ПЛЭ Да, два года назад; преподавание я люблю и считаю очень важным – особенно в мире, который столь стремительно меняется. Теперь я стараюсь организовать свою преподавательскую деятельность вне тех или иных институтов: это могут быть мастер-курсы или проект вроде того, что мы делали с издательством Henle в Мюнхене в июне. Сейчас год 150-летия Равеля, и мы сосредоточились на его музыке: отобрали нескольких молодых исполнителей, сделав акцент на инструментальной стороне дела. Поэтому в наших занятиях было задействовано два рояля. Один – современный Yamaha CFX, хорошо соответствующий эстетике Равеля, другой – старый французский рояль равелевских времен. Мой фортепианный мастер Штефан Кнюпфер был с нами всю неделю: готовил инструменты к занятиям, давал мастер-классы по настройке фортепиано, его подготовке, уходу за ним. Мы обсуждали проблемы издания нотного текста, работы с рукописями, черновиками, выбора надежных источников и их соотношения с тем, что мы видим в опубликованных нотах. Так прошла эта неделя: в подобные вещи я верю гораздо больше, нежели в традиционные мастер-классы, которые часто рискуют превратиться в шоу. А в Кёльне я вышел на пенсию и могу больше уделять внимания инструменту.
ИО Среди стран, где вы гастролируете, вы всегда выделяете Китай и скоро вновь туда собираетесь. Продолжает ли он впечатлять вас так же сильно, как и раньше?
ПЛЭ Последний раз я был в Китае два года назад, исполнял в трех городах программу, в основном состоявшую из пьес Дьёрдя Лигети. Это были залы, где, как правило, проходят обычные фортепианные абонементы, в которых подобная музыка не звучит. Тем больше я был впечатлен тем, что в Шанхае и Пекине залы на 1800 зрителей были заполнены – на программах, где не было никаких уступок публике. Думаю, пришли те, у кого есть аппетит к жизни, к наполнению ее открытиями, что кажется мне очень здоровым: человеку это необходимо – двигаться вперед, а не назад.

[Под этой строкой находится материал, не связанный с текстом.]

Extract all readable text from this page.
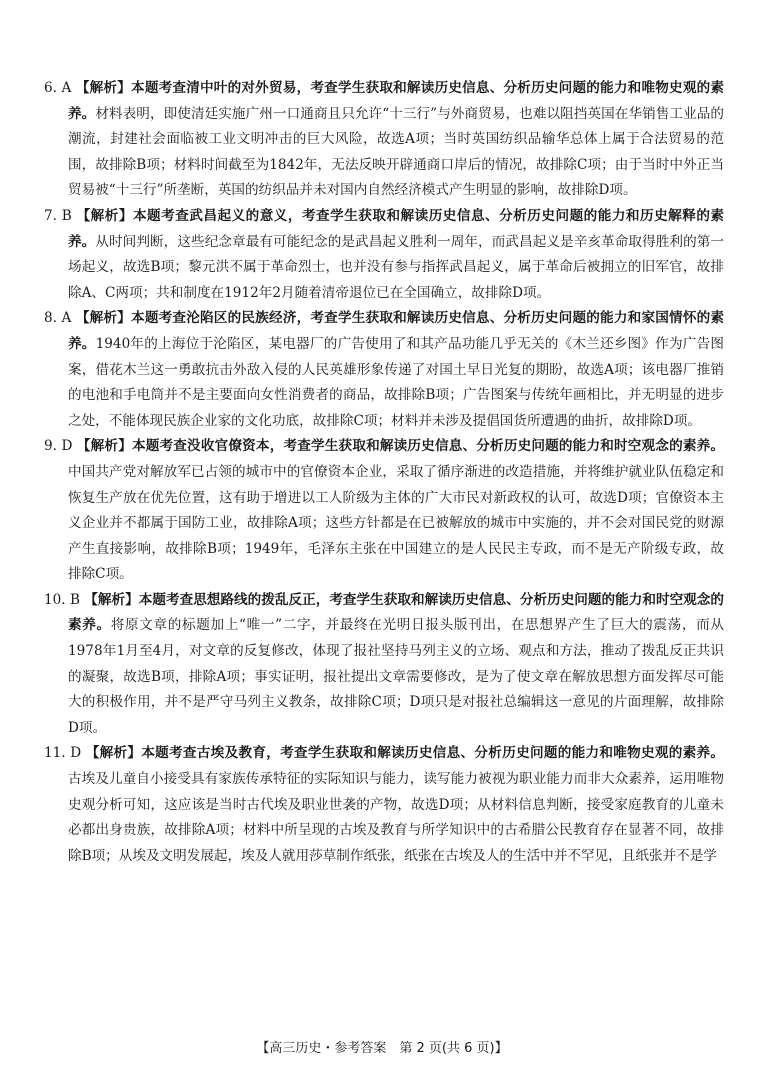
6. A 【解析】本题考查清中叶的对外贸易，考查学生获取和解读历史信息、分析历史问题的能力和唯物史观的素养。材料表明，即使清廷实施广州一口通商且只允许“十三行”与外商贸易，也难以阻挡英国在华销售工业品的潮流，封建社会面临被工业文明冲击的巨大风险，故选A项；当时英国纺织品输华总体上属于合法贸易的范围，故排除B项；材料时间截至为1842年，无法反映开辟通商口岸后的情况，故排除C项；由于当时中外正当贸易被“十三行”所垄断，英国的纺织品并未对国内自然经济模式产生明显的影响，故排除D项。

7. B 【解析】本题考查武昌起义的意义，考查学生获取和解读历史信息、分析历史问题的能力和历史解释的素养。从时间判断，这些纪念章最有可能纪念的是武昌起义胜利一周年，而武昌起义是辛亥革命取得胜利的第一场起义，故选B项；黎元洪不属于革命烈士，也并没有参与指挥武昌起义，属于革命后被拥立的旧军官，故排除A、C两项；共和制度在1912年2月随着清帝退位已在全国确立，故排除D项。

8. A 【解析】本题考查沦陷区的民族经济，考查学生获取和解读历史信息、分析历史问题的能力和家国情怀的素养。1940年的上海位于沦陷区，某电器厂的广告使用了和其产品功能几乎无关的《木兰还乡图》作为广告图案，借花木兰这一勇敢抗击外敌入侵的人民英雄形象传递了对国土早日光复的期盼，故选A项；该电器厂推销的电池和手电筒并不是主要面向女性消费者的商品，故排除B项；广告图案与传统年画相比，并无明显的进步之处，不能体现民族企业家的文化功底，故排除C项；材料并未涉及提倡国货所遭遇的曲折，故排除D项。

9. D 【解析】本题考查没收官僚资本，考查学生获取和解读历史信息、分析历史问题的能力和时空观念的素养。中国共产党对解放军已占领的城市中的官僚资本企业，采取了循序渐进的改造措施，并将维护就业队伍稳定和恢复生产放在优先位置，这有助于增进以工人阶级为主体的广大市民对新政权的认可，故选D项；官僚资本主义企业并不都属于国防工业，故排除A项；这些方针都是在已被解放的城市中实施的，并不会对国民党的财源产生直接影响，故排除B项；1949年，毛泽东主张在中国建立的是人民民主专政，而不是无产阶级专政，故排除C项。

10. B 【解析】本题考查思想路线的拨乱反正，考查学生获取和解读历史信息、分析历史问题的能力和时空观念的素养。将原文章的标题加上“唯一”二字，并最终在光明日报头版刊出，在思想界产生了巨大的震荡，而从1978年1月至4月，对文章的反复修改，体现了报社坚持马列主义的立场、观点和方法，推动了拨乱反正共识的凝聚，故选B项，排除A项；事实证明，报社提出文章需要修改，是为了使文章在解放思想方面发挥尽可能大的积极作用，并不是严守马列主义教条，故排除C项；D项只是对报社总编辑这一意见的片面理解，故排除D项。

11. D 【解析】本题考查古埃及教育，考查学生获取和解读历史信息、分析历史问题的能力和唯物史观的素养。古埃及儿童自小接受具有家族传承特征的实际知识与能力，读写能力被视为职业能力而非大众素养，运用唯物史观分析可知，这应该是当时古代埃及职业世袭的产物，故选D项；从材料信息判断，接受家庭教育的儿童未必都出身贵族，故排除A项；材料中所呈现的古埃及教育与所学知识中的古希腊公民教育存在显著不同，故排除B项；从埃及文明发展起，埃及人就用莎草制作纸张，纸张在古埃及人的生活中并不罕见，且纸张并不是学

【高三历史・参考答案　第 2 页(共 6 页)】
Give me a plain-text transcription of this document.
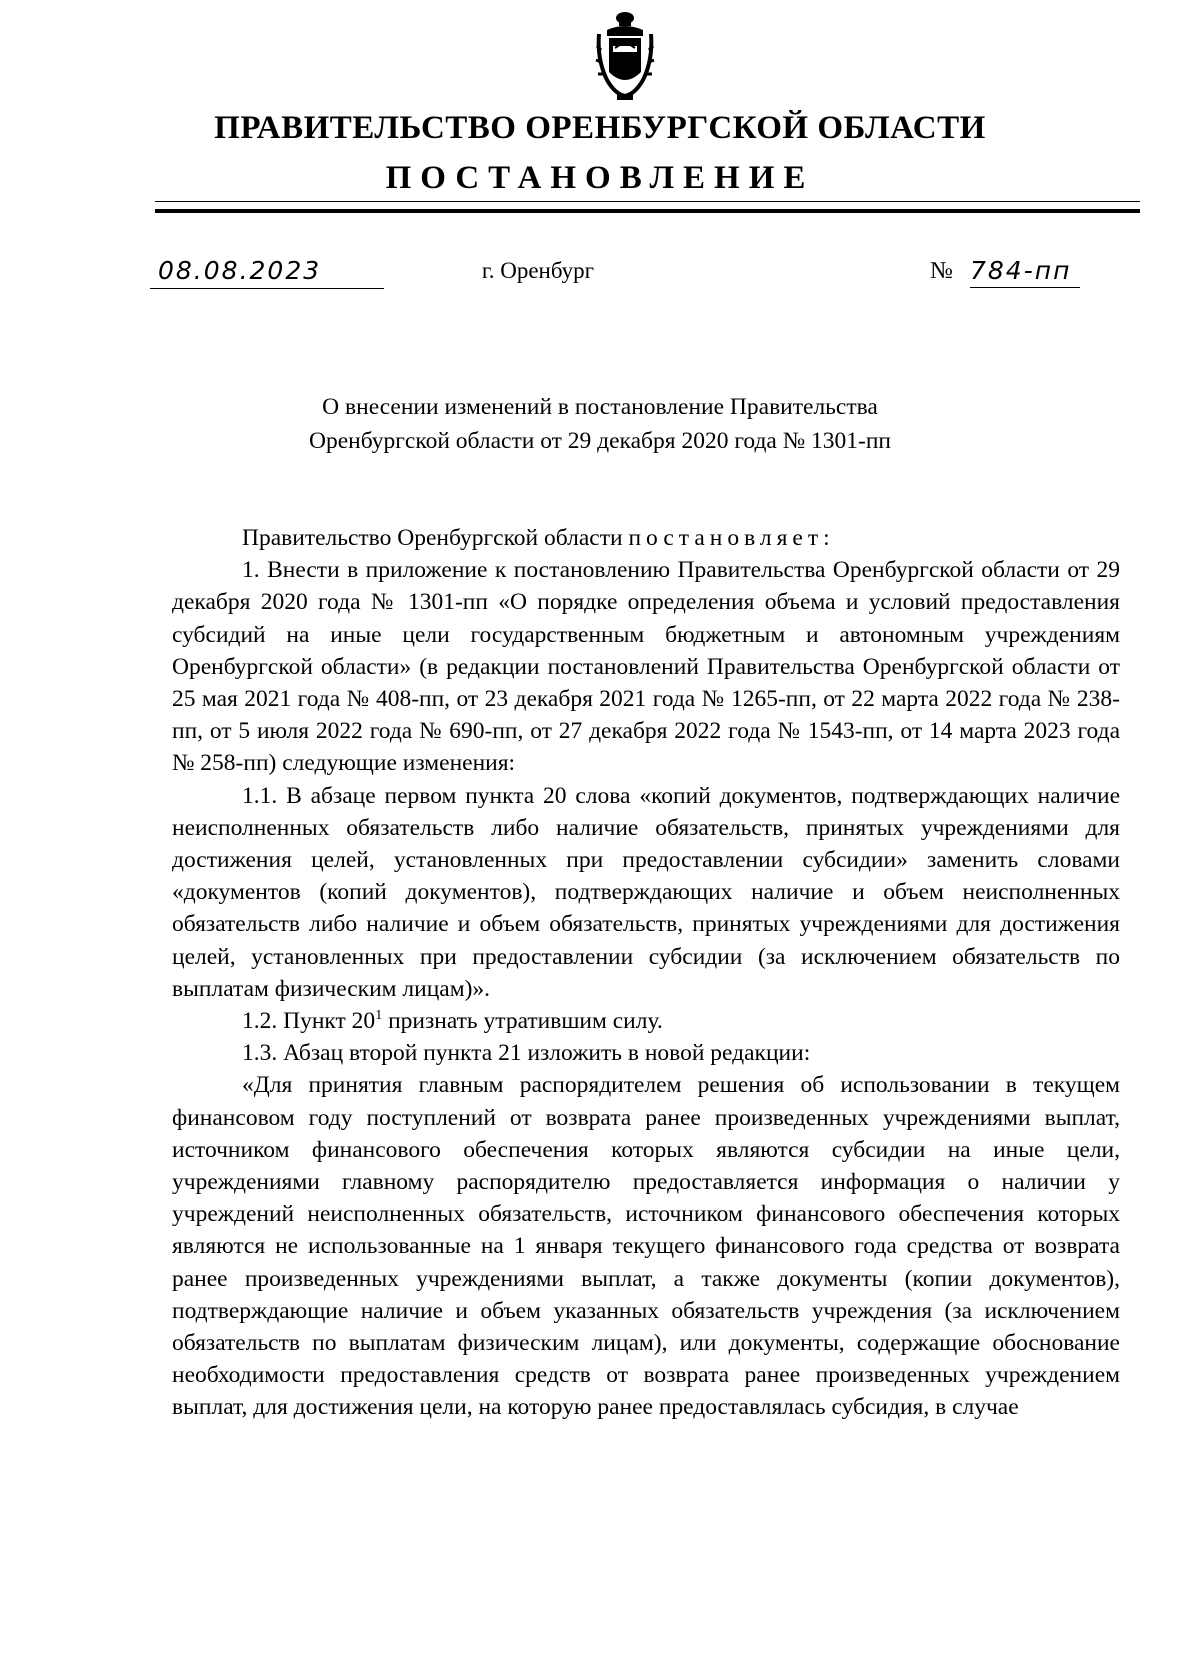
ПРАВИТЕЛЬСТВО ОРЕНБУРГСКОЙ ОБЛАСТИ
ПОСТАНОВЛЕНИЕ
08.08.2023	г. Оренбург	№ 784-пп
О внесении изменений в постановление Правительства
Оренбургской области от 29 декабря 2020 года № 1301-пп

Правительство Оренбургской области постановляет:

1. Внести в приложение к постановлению Правительства Оренбургской области от 29 декабря 2020 года № 1301-пп «О порядке определения объема и условий предоставления субсидий на иные цели государственным бюджетным и автономным учреждениям Оренбургской области» (в редакции постановлений Правительства Оренбургской области от 25 мая 2021 года № 408-пп, от 23 декабря 2021 года № 1265-пп, от 22 марта 2022 года № 238-пп, от 5 июля 2022 года № 690-пп, от 27 декабря 2022 года № 1543-пп, от 14 марта 2023 года № 258-пп) следующие изменения:

1.1. В абзаце первом пункта 20 слова «копий документов, подтверждающих наличие неисполненных обязательств либо наличие обязательств, принятых учреждениями для достижения целей, установленных при предоставлении субсидии» заменить словами «документов (копий документов), подтверждающих наличие и объем неисполненных обязательств либо наличие и объем обязательств, принятых учреждениями для достижения целей, установленных при предоставлении субсидии (за исключением обязательств по выплатам физическим лицам)».

1.2. Пункт $20^1$ признать утратившим силу.

1.3. Абзац второй пункта 21 изложить в новой редакции:

«Для принятия главным распорядителем решения об использовании в текущем финансовом году поступлений от возврата ранее произведенных учреждениями выплат, источником финансового обеспечения которых являются субсидии на иные цели, учреждениями главному распорядителю предоставляется информация о наличии у учреждений неисполненных обязательств, источником финансового обеспечения которых являются не использованные на 1 января текущего финансового года средства от возврата ранее произведенных учреждениями выплат, а также документы (копии документов), подтверждающие наличие и объем указанных обязательств учреждения (за исключением обязательств по выплатам физическим лицам), или документы, содержащие обоснование необходимости предоставления средств от возврата ранее произведенных учреждением выплат, для достижения цели, на которую ранее предоставлялась субсидия, в случае
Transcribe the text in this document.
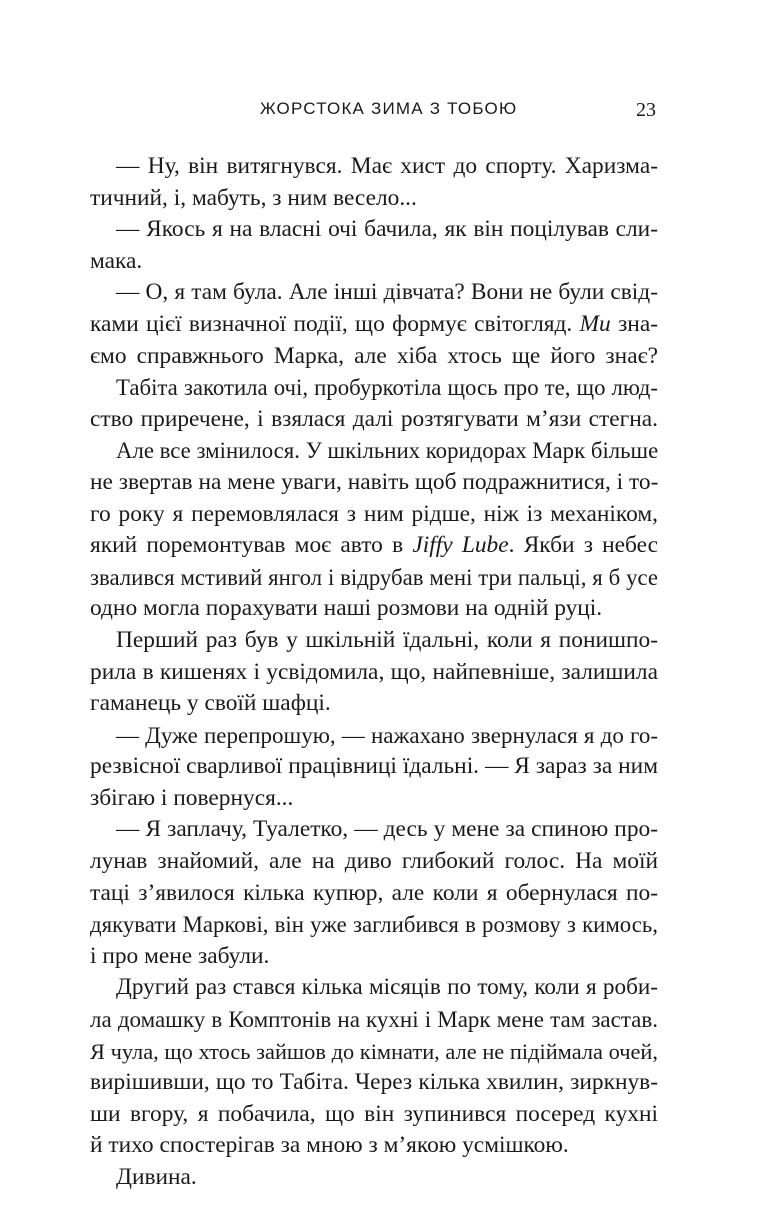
ЖОРСТОКА ЗИМА З ТОБОЮ	23
— Ну, він витягнувся. Має хист до спорту. Харизма-
тичний, і, мабуть, з ним весело...
— Якось я на власні очі бачила, як він поцілував сли-
мака.
— О, я там була. Але інші дівчата? Вони не були свід-
ками цієї визначної події, що формує світогляд. Ми зна-
ємо справжнього Марка, але хіба хтось ще його знає?
Табіта закотила очі, пробуркотіла щось про те, що люд-
ство приречене, і взялася далі розтягувати м’язи стегна.
Але все змінилося. У шкільних коридорах Марк більше
не звертав на мене уваги, навіть щоб подражнитися, і то-
го року я перемовлялася з ним рідше, ніж із механіком,
який поремонтував моє авто в Jiffy Lube. Якби з небес
звалився мстивий янгол і відрубав мені три пальці, я б усе
одно могла порахувати наші розмови на одній руці.
Перший раз був у шкільній їдальні, коли я понишпо-
рила в кишенях і усвідомила, що, найпевніше, залишила
гаманець у своїй шафці.
— Дуже перепрошую, — нажахано звернулася я до го-
резвісної сварливої працівниці їдальні. — Я зараз за ним
збігаю і повернуся...
— Я заплачу, Туалетко, — десь у мене за спиною про-
лунав знайомий, але на диво глибокий голос. На моїй
таці з’явилося кілька купюр, але коли я обернулася по-
дякувати Маркові, він уже заглибився в розмову з кимось,
і про мене забули.
Другий раз стався кілька місяців по тому, коли я роби-
ла домашку в Комптонів на кухні і Марк мене там застав.
Я чула, що хтось зайшов до кімнати, але не підіймала очей,
вирішивши, що то Табіта. Через кілька хвилин, зиркнув-
ши вгору, я побачила, що він зупинився посеред кухні
й тихо спостерігав за мною з м’якою усмішкою.
Дивина.
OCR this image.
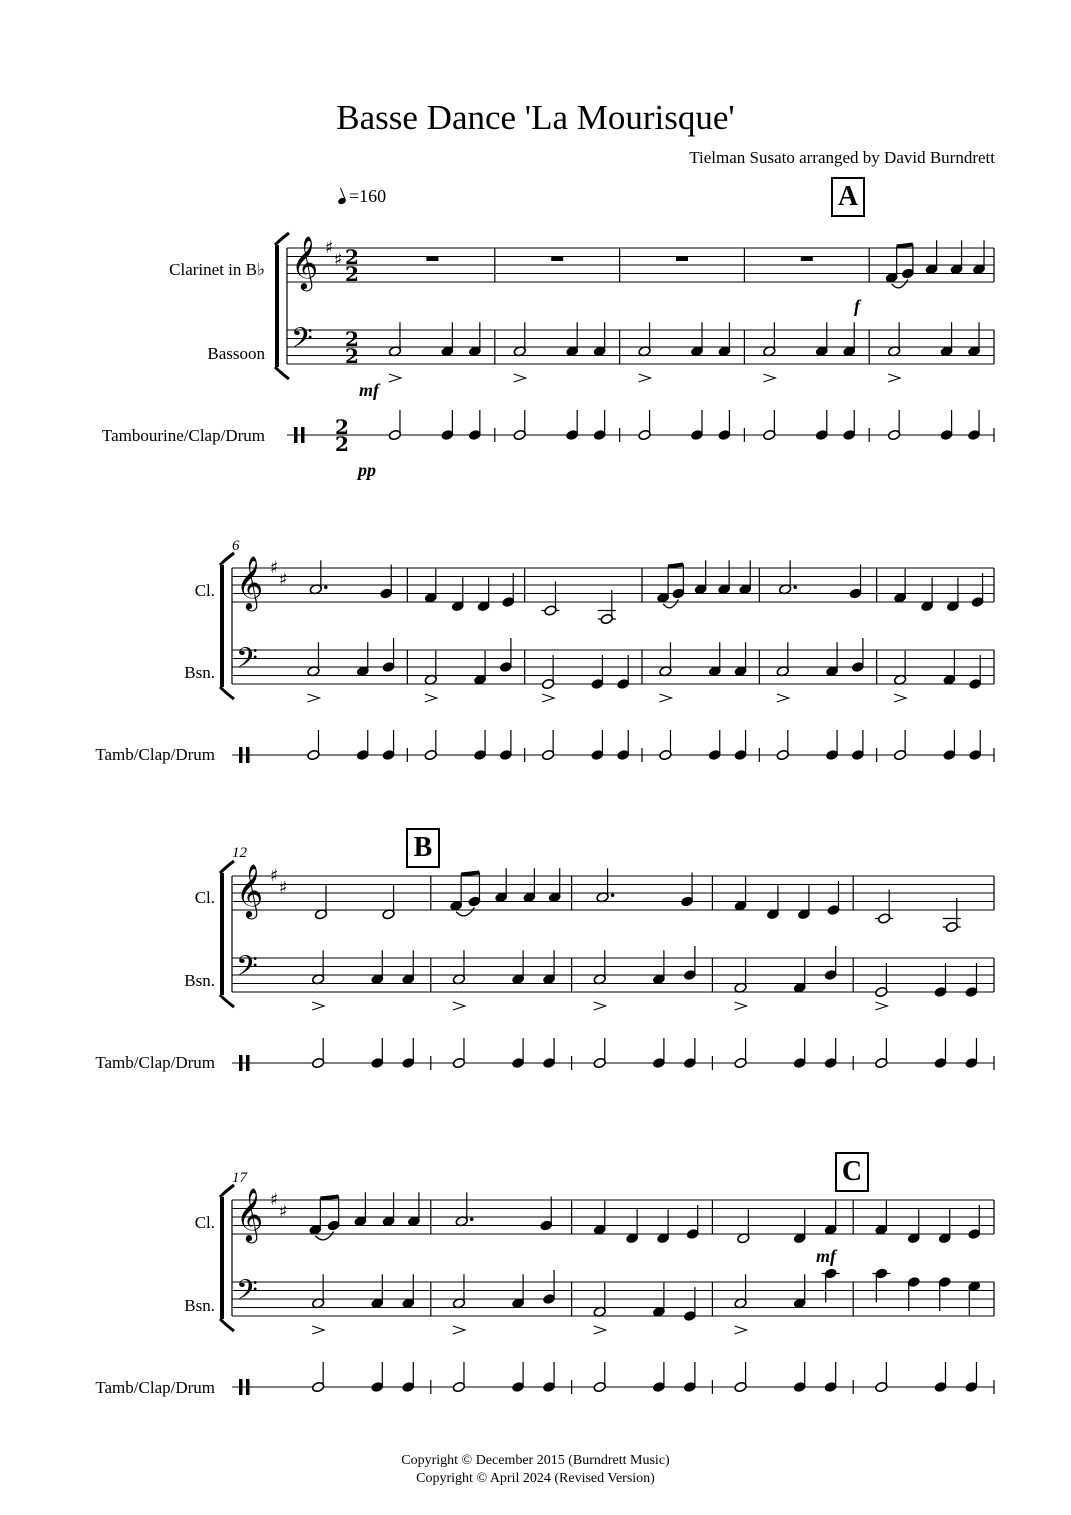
Basse Dance 'La Mourisque'
Tielman Susato arranged by David Burndrett
=160	A
B
C
Clarinet in B♭
Bassoon
Tambourine/Clap/Drum
Cl.
Bsn.
Tamb/Clap/Drum
Cl.
Bsn.
Tamb/Clap/Drum
Cl.
Bsn.
Tamb/Clap/Drum
6
12
17
f
mf
pp
mf
𝄞
𝄢
♯
♯ 2
2
2
2
2
2
𝄞
𝄢
♯
♯
𝄞
𝄢
♯
♯
𝄞
𝄢
♯
♯
Copyright © December 2015 (Burndrett Music)
Copyright © April 2024 (Revised Version)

ИО Вы часто говорите, как на вас влияют впечатления от литературы или живописи. Были ли сильные внемузыкальные впечатления у вас за последнее время?
ПЛЭ Мои самые сильные впечатления последнего времени связаны с природой. Я провел неделю на фестивале в Аспене, спланировав ее так, чтобы у меня было время полюбоваться горами, и много гулял. Я бывал прежде в этой части Америки, но впервые успел детально познакомиться с долинами Колорадо, и их грандиозность меня потрясла. Насколько же эти горы отличаются от любых европейских гор – другие измерения, другие свойства, все другое! Отношение людей к природе, их уважение к ней, которые я видел там, очень обнадеживают сегодня, когда вокруг столько драм, что на экологическую драму мы не слишком обращаем внимания.